A server-side plugin annotated with "@ServerSide" is downloaded by sonar scanner

  • versions used : 8.9.1 LTS (scanner : sonar-maven-plugin:3.9.0.2155)
  • error observed :
    We have developed a custom server-side plugin which exposes a endpoint and query sonarqube services (nothing else). It is declared like this :
@ServerSide
public class PrometheusWebService implements WebService {

and it’s added to the plugin class like this :

public class PrometheusExporterPlugin implements Plugin {
  @Override
  /**
   * Define settings and main class for plugin.
   */
  public void define(Context context) {
    (...)
    context.addExtension(PrometheusWebService.class);
  }

When an analysis is launched, this plugin is downloaded on the scanner although it has no “scanner-side” component, and it may crash the analysis since the plugin is compiled with java 11 target and the scanner may be running with java 8.

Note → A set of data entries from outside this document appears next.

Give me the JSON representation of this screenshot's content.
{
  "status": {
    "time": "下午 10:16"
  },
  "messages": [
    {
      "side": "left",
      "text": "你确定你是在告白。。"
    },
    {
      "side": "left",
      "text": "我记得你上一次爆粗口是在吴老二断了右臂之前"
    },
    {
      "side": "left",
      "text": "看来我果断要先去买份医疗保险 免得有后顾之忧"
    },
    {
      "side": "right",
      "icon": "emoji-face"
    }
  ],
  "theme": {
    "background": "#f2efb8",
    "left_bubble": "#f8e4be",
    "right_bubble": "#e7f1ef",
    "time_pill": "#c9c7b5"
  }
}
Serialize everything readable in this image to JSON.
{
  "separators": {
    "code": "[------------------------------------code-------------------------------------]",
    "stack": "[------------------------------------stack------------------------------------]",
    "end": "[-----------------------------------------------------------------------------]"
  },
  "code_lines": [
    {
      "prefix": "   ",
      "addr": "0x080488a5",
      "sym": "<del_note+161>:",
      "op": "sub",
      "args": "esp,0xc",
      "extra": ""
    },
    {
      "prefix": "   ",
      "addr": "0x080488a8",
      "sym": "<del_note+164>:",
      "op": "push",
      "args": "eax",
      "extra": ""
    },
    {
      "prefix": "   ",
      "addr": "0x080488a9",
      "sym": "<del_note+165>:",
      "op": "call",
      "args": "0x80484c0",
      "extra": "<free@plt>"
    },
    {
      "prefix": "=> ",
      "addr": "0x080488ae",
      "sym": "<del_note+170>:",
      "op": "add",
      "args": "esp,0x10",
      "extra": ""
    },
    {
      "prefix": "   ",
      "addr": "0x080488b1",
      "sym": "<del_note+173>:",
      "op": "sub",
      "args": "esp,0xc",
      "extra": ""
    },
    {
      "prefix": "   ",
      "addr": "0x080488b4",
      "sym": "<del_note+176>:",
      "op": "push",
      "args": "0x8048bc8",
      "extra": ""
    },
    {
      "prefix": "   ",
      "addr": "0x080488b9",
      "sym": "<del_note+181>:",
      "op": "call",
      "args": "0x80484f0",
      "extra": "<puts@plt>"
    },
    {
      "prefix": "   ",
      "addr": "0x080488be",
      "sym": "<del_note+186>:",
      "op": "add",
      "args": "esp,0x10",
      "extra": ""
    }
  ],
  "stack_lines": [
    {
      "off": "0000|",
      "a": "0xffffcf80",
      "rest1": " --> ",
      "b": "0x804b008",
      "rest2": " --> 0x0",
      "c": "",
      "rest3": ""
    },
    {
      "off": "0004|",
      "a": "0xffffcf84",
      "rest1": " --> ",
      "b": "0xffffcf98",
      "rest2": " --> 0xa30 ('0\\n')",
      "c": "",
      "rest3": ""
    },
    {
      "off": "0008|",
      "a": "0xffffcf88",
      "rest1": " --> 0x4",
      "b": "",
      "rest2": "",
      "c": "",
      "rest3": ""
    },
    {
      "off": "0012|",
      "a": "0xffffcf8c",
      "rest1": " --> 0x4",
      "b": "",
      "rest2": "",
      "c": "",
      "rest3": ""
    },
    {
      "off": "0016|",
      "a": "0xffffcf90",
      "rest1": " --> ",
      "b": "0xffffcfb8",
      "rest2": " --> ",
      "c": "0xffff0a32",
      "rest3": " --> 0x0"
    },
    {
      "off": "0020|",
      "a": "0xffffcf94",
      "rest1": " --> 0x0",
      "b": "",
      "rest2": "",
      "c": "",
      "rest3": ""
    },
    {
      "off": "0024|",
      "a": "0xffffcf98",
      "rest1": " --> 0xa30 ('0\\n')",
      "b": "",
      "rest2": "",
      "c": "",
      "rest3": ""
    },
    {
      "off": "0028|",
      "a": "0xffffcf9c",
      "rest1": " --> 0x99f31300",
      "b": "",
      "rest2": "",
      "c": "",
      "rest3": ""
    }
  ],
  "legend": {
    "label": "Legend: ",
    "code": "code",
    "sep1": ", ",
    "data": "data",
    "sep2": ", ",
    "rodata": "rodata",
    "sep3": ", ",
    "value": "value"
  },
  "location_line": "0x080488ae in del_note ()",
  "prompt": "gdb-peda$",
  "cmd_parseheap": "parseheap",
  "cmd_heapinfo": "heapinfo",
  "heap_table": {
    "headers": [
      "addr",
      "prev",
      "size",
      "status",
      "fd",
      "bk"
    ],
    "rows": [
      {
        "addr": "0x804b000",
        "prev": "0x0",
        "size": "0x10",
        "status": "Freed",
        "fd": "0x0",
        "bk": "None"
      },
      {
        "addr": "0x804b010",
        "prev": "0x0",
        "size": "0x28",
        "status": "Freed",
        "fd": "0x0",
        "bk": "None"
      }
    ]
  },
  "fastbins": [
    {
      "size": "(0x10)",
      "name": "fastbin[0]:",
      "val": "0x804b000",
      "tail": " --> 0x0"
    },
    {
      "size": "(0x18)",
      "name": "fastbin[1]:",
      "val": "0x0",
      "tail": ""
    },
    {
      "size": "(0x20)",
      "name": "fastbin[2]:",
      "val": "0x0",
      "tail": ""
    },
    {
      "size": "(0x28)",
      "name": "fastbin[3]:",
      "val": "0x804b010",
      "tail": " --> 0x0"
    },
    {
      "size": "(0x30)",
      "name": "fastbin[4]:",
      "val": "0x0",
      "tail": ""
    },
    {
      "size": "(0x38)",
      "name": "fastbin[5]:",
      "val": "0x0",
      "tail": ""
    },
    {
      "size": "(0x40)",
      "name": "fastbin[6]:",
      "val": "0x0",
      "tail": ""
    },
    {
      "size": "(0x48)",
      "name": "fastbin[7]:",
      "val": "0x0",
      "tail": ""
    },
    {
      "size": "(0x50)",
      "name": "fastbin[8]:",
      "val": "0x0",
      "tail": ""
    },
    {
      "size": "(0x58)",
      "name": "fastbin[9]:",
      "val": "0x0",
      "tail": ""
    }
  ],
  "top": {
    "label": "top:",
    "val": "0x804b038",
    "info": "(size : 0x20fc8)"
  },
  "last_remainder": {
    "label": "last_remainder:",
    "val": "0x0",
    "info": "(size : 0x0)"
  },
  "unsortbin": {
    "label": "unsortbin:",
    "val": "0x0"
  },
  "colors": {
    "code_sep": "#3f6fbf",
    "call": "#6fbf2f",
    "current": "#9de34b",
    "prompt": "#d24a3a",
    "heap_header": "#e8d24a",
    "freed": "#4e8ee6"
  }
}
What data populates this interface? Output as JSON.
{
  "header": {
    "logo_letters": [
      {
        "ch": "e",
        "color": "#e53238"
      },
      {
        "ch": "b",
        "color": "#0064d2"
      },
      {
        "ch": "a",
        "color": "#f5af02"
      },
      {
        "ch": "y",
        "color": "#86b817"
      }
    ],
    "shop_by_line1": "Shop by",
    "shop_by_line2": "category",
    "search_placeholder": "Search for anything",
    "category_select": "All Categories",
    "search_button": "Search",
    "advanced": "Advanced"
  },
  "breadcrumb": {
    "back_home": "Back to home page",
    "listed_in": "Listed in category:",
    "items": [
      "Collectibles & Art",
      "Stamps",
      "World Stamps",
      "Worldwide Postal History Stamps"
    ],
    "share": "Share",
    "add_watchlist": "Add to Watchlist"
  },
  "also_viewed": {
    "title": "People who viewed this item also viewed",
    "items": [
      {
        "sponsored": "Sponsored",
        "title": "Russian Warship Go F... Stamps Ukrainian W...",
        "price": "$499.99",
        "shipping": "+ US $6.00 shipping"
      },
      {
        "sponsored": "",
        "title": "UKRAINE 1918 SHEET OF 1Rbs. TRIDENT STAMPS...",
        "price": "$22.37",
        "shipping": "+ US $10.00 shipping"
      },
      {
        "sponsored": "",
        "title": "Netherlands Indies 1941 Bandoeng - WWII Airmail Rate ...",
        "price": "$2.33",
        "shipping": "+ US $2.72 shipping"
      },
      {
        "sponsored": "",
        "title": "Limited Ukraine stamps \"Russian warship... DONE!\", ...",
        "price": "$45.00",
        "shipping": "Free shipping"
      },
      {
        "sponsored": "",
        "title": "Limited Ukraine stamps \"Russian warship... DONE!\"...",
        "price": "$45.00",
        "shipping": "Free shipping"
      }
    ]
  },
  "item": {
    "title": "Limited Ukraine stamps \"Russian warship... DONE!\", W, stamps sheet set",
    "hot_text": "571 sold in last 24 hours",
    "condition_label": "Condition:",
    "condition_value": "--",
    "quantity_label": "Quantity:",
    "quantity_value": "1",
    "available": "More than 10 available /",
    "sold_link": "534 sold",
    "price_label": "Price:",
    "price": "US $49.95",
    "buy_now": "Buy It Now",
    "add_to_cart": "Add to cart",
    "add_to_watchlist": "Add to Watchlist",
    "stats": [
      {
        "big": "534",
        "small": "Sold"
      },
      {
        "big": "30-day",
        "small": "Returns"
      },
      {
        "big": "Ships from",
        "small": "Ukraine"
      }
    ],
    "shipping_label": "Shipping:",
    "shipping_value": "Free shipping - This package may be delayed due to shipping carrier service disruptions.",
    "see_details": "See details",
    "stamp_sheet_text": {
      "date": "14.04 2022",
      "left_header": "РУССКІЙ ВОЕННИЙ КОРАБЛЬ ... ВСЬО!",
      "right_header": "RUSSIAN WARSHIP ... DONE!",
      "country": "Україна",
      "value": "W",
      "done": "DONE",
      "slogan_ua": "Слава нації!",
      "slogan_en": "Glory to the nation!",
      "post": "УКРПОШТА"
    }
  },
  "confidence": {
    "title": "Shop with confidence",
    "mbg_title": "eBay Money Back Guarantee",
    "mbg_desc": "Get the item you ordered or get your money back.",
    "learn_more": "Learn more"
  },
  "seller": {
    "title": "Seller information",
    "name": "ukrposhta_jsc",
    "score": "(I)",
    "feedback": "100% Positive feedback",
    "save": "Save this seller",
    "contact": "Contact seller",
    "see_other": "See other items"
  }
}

I can see other metrics plugins around here which target java 11 and don’t have this problem : sonar-generic-metrics/pom.xml at master · ericlemes/sonar-generic-metrics · GitHub

Am I missing something to declare a full server-side plugin ? Or is this a buggy behavior of the scanner or the server ? (we have full control on the scanners so we can upgrade all of them if necessary).

1 Like

The annotation just indicates that the class should be loaded in the server and not in the scanner.
There’s currently no optimization done for the scanner to not download some of the plugins installed in the server.
Starting with SQ 9.0, scanners also need to run with Java 11, so I recommend you upgrade the JRE running the scanner.

Thanks for your answer, unfortunately what you recommend is not realistic : there are still a lot of legacy project which need a JDK 8 to compile, I’ll just have to downgrade the plugin to be java 8 compatible.

Also, maybe you could complete the documentation which says : “A plugin extension exists only in its associated technical stacks. A scanner sensor is for example instantiated and executed only in a scanner runtime, but not in the web server nor in Compute Engine. The stack is defined by the annotations @ScannerSide, @ServerSide (for web server) and @ComputeEngineSide.”